I was told that my responsibility was to talk for 170,000 K-12 public school students across Hawaii on the board. On behalf of the youth, I recreated my role and now aspire to converse with each and every student at their schools, attentively listening, so that I speak for the voiceless and ensure that the forgotten feel embraced.
My participation in developing policy on the Hawaii Board of Education hardly ever related to the environment, but when the topic of campus modernization was brought up in a general board meeting, I happily asked “What about water stations?” the eyes of the board members now glued to me. I added, “they would reduce plastic waste and more importantly, provide a viable source of water for every student across Hawaii.”
While my proposal seemed a bit underwhelming, it was an invaluable step towards actualizing a more sustainable society in Hawaii, where issues ranging from the excessive extraction of natural resources to the endangerment and potential extinction of native organisms take place. With my community college education, as well as my future undergraduate and graduate school endeavors, I hope to continue to combat these issues and mobilize others to do the same.

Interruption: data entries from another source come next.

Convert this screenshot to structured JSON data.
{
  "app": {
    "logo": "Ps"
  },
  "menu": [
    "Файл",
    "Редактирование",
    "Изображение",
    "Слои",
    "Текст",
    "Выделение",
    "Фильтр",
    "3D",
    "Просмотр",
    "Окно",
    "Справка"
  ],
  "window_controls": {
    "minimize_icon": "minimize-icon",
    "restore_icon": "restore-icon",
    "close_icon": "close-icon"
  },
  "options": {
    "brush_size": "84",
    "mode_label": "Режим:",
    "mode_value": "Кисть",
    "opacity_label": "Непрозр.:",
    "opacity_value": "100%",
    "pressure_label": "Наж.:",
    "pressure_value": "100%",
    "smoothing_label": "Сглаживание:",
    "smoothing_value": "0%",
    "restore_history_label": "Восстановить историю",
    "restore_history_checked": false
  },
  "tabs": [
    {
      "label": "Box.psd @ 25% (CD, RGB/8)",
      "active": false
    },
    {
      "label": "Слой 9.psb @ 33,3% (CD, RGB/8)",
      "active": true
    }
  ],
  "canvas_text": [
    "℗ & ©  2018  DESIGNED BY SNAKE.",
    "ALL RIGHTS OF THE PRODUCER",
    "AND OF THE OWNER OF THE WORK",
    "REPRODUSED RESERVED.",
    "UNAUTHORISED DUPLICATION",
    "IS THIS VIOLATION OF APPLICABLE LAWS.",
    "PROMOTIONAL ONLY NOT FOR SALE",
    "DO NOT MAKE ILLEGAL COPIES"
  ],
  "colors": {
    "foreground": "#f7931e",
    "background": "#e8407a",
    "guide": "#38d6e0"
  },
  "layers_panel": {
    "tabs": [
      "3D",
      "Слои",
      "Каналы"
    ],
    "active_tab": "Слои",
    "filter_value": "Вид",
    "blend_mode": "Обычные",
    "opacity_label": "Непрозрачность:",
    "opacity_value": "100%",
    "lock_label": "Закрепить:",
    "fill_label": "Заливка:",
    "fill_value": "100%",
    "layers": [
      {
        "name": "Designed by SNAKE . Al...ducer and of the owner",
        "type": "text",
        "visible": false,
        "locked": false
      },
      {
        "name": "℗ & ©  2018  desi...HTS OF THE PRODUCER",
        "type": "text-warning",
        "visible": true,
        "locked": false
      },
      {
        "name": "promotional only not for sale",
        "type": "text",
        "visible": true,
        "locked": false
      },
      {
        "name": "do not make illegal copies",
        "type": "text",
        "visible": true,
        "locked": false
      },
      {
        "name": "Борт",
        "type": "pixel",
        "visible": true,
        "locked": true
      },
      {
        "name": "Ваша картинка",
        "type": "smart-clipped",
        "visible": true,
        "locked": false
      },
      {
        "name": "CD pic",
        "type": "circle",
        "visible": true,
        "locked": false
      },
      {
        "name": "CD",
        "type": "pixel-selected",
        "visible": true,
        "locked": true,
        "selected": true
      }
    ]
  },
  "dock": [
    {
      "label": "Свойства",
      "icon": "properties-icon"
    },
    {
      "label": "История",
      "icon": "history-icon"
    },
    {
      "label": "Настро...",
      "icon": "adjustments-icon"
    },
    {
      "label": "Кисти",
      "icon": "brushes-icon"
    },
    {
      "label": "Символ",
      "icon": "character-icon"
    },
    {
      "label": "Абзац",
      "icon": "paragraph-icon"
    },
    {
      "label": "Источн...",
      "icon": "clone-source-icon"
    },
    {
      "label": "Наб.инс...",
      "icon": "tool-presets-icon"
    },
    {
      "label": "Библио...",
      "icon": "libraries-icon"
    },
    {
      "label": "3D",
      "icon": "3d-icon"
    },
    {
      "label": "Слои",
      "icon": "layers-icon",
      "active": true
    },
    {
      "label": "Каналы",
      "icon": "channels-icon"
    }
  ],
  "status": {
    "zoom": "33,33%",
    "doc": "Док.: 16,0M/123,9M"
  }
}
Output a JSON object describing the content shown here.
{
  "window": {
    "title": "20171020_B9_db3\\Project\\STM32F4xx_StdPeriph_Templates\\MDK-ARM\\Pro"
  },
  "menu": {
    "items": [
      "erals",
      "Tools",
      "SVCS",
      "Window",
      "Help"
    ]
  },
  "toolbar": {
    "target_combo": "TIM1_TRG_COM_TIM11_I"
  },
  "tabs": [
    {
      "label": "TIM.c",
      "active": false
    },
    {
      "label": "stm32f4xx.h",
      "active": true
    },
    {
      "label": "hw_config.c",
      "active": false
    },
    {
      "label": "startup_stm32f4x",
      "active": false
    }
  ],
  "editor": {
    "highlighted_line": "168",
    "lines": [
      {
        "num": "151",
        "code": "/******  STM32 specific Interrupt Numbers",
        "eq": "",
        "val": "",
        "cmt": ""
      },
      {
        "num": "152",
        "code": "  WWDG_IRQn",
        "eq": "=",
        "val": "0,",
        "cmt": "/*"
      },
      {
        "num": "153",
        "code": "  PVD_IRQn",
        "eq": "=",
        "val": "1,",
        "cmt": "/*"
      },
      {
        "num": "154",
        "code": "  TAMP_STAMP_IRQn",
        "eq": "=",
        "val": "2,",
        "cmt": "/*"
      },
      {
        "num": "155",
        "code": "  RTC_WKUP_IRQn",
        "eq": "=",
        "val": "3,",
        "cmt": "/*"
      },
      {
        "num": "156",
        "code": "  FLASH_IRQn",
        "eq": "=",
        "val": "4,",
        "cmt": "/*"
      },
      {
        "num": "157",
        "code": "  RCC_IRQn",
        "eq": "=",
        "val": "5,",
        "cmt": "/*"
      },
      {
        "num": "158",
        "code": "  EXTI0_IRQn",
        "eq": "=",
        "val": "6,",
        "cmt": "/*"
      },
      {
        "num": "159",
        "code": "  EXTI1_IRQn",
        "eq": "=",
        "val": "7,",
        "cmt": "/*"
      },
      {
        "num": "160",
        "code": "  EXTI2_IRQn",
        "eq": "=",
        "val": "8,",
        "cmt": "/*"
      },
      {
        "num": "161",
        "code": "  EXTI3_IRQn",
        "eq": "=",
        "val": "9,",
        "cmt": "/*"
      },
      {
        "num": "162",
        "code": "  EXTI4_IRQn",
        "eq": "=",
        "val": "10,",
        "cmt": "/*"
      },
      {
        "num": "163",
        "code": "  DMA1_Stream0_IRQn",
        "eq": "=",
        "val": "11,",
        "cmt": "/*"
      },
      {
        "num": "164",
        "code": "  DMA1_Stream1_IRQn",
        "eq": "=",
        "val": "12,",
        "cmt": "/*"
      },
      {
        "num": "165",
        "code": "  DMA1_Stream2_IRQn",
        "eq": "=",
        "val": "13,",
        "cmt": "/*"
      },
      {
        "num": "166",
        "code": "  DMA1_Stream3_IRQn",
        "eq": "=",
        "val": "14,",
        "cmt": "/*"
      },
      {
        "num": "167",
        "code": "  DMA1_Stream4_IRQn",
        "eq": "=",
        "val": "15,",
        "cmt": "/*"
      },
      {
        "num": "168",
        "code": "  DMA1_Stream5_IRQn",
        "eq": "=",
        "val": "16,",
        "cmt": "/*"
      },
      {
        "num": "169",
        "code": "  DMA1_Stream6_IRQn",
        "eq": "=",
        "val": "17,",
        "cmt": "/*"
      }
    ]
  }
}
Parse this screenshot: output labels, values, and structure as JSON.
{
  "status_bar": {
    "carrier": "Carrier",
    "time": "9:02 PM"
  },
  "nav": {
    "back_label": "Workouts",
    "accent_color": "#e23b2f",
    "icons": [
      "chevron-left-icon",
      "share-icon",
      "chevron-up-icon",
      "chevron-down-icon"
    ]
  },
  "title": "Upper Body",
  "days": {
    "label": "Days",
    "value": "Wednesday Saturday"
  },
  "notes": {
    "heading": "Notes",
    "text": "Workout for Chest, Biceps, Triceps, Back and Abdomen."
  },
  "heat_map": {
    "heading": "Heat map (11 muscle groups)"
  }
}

To sum up my time in community college in a single word, it would be “and” because of the limitless possibilities it offers me, and the infinite outcomes that I have the potential to create. While I reflected on some of my experiences throughout my time in community college, I believe that my achievements effectively portray how I have made the most of this opportunity to make the most of what I was given. In Spring of 2023, I am set to graduate with an Associate’s Degree in Liberal Arts from Leeward Community College with honors and a 4.0 GPA. My four years in PTK have led to me serving as the Regional Service Officer of the Pacific Region amidst the pandemic, where I accumulated over 50 hours of community service in total. With the work ethic I forged being dually enrolled, I have a current high school GPA of 4.6, represent 170,000 public school students as the student member on the Hawaii Board of Education, an executive officer in the Hawaii State Student Council.
I hope to continue my journey of intellectual and personal growth at Yale University with an environmental studies major. The past gifts me wisdom, the present hands me opportunity. The future offers me a life with limitless outcomes. It isn’t about living till tomorrow that excites me, but what I can do today instead. Day by day.